Mystic painting

Un copain d’un ami d’une connaissance m’a récemment contacté pour me demander de recevoir un ami (pas celui-là, l’autre !). Son histoire racontée au téléphone m’a intéressé. Survivant de la guerre civile du Liban, membre de la communauté arménienne, orthodoxe fervent et champion de M.M.A (mixed martial arts) et tombé dans le pot de peinture voilà de cela 9 mois et depuis peignant convulsivement toile après toile, ce jeune homme et sa passion pour la peinture est un chemin de traverse qui apporte un peu de variété aux thèmes que j’aborde habituellement dans mes billets.

Venons-en à l’essentiel de notre rencontre. Les premiers mots de Sevak ont été pour me faire remarquer une série de correspondances. Correspondance entre la date et l’anniversaire de son fils, correspondance entre le numéro de la ligne de métro qu’il venait d’emprunter et un autre événement familial et d’autres correspondances qui relevaient de la numérologie. Sevak voyait dans ces relations un signe favorable du destin. N’ayant en matière d’occultisme et autres croyances que de superficielles connaissances, je me gardai bien de le contredire.

Après avoir vu des photographies de quelques-unes de ses toiles, j’avais décidé d’axer notre entretien sur une approche religieuse. Sevak évoqua la religion de sa famille, la religion orthodoxe. Il me parla des images qui marquèrent sa prime enfance jusqu’à aujourd’hui. L’admiration des fidèles pour les panneaux peints des églises, la vénération des icônes. Il était aisé de comprendre à la fois l’importance des images dans l’imaginaire de Sevak et leur portée mystique.

Sa relation à la peinture éclaire le rôle qu’elle joue dans sa vie. Il m’a raconté que lors du premier anniversaire de la mort de sa mère, il a eu l’impérieux besoin de peindre. C’était en automne et son projet était de représenter des arbres aux feuilles jaunes, mordorées, rouges. Bien davantage une évocation de la lumière que d’une peinture de paysage. Plus qu’un ex-voto, c’était un cadeau d’anniversaire. De son point de vue, c’est sa mère qui a guidé sa main et l’œuvre est un moment de correspondance entre l’esprit de sa mère défunte et le sien.

Ce moment qu’il a vécu avec exaltation reste 9 mois plus tard son viatique pour son projet d’expression artistique.

Ses autres toiles ont une histoire semblable. Il a avec insistance dit et redit qu’avant de peindre il n’avait « dans la tête » pas d’images. En quelque sorte, il ne reproduit pas une image mentale préexistante à l’œuvre. Ce sont des mots qu’il a à l’esprit quand il peint. Une suite de mots, une courte phrase, comme un vers libre. Il affirme et je n’ai guère de raison d’en douter que c’est une fois la toile terminée qu’il saisit sa signification. Car, pour Sevak, toutes ses toiles ont un sens. Un sens révélé par la peinture.

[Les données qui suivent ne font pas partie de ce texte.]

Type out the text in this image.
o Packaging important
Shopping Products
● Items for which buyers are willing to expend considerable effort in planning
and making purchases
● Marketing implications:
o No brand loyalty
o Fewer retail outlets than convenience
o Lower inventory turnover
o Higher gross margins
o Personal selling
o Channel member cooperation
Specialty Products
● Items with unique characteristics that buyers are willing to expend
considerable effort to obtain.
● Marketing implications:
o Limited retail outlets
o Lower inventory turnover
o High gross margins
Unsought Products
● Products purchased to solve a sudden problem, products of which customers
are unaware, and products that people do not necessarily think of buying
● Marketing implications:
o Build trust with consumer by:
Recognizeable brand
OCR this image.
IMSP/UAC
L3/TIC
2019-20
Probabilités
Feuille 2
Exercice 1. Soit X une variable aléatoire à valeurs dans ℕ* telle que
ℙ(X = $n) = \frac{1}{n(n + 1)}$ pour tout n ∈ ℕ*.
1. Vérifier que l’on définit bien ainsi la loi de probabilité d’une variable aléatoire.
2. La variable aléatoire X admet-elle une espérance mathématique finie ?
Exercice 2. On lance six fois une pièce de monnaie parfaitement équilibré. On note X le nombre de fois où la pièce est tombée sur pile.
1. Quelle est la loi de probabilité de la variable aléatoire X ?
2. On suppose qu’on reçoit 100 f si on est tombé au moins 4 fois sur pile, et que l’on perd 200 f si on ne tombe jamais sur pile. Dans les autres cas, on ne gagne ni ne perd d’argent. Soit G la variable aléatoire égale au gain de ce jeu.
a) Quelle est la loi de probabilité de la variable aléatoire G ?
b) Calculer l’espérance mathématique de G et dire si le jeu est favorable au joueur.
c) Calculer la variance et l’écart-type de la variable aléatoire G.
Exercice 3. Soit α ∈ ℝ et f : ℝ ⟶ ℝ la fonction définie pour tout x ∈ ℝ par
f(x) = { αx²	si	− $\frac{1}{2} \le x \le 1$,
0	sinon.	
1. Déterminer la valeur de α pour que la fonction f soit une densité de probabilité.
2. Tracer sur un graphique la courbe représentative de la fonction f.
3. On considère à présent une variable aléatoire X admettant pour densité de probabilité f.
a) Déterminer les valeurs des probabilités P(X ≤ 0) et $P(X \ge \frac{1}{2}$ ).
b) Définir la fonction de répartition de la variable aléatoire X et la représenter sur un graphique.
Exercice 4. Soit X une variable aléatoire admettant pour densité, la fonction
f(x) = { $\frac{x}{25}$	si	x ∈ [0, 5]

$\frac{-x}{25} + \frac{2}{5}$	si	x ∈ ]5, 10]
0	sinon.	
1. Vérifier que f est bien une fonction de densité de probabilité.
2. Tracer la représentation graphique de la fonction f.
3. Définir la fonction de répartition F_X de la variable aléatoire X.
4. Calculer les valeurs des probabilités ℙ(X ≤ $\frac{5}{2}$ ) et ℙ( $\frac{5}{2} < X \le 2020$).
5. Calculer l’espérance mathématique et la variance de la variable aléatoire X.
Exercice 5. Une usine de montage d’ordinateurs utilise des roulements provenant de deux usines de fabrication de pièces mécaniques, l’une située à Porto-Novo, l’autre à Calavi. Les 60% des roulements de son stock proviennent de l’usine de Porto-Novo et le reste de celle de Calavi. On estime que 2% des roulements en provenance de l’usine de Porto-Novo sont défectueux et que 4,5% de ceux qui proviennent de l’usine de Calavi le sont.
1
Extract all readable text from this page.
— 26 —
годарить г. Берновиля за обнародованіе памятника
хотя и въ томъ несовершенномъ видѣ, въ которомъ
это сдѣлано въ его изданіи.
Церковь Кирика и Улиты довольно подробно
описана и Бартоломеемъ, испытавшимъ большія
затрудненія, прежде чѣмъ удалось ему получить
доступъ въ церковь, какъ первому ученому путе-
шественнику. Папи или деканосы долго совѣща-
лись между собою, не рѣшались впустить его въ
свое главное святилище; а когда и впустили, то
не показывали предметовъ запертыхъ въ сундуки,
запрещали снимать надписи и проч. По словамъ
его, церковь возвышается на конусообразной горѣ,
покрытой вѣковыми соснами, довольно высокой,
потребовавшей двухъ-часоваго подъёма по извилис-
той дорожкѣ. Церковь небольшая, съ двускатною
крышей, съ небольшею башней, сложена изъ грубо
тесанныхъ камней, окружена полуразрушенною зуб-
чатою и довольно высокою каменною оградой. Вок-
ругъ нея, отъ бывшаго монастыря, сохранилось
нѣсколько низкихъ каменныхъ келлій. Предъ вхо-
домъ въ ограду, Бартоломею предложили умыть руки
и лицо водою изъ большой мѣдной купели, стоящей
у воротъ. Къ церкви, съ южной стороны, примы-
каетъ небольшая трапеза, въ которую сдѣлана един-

 En quelque sorte, la peinture, en tant que matière, est le médium qui lui fait découvrir un message caché. C’est la raison qui l’amène à rejeter les aspects techniques de la peinture : pas de croquis donc, pas de composition, pas d’aplats de couleurs, pas de recherche d’une harmonie chromatique. Il avoue par ailleurs que l’accès au message reste, pour les autres et pour lui-même, un mystère.

La douleur des deuils familiaux, la souffrance du déracinement et de l’exil, le mysticisme attaché à sa pratique religieuse, son rapport à la pensée magique expliquent pour une large part sa relation à la création.

Sans le théoriser, Sevak réactualise le mythe hugolien de l’artiste médiateur entre les Hommes et la divinité. L’art est un signe envoyé par un dieu présent de toute éternité, un signe qui manifeste son existence et sa volonté.

Merci à Sevak Mouradikian de m’avoir ouvert avec autant de sincérité à une dimension de l’art qui m’est inconnue.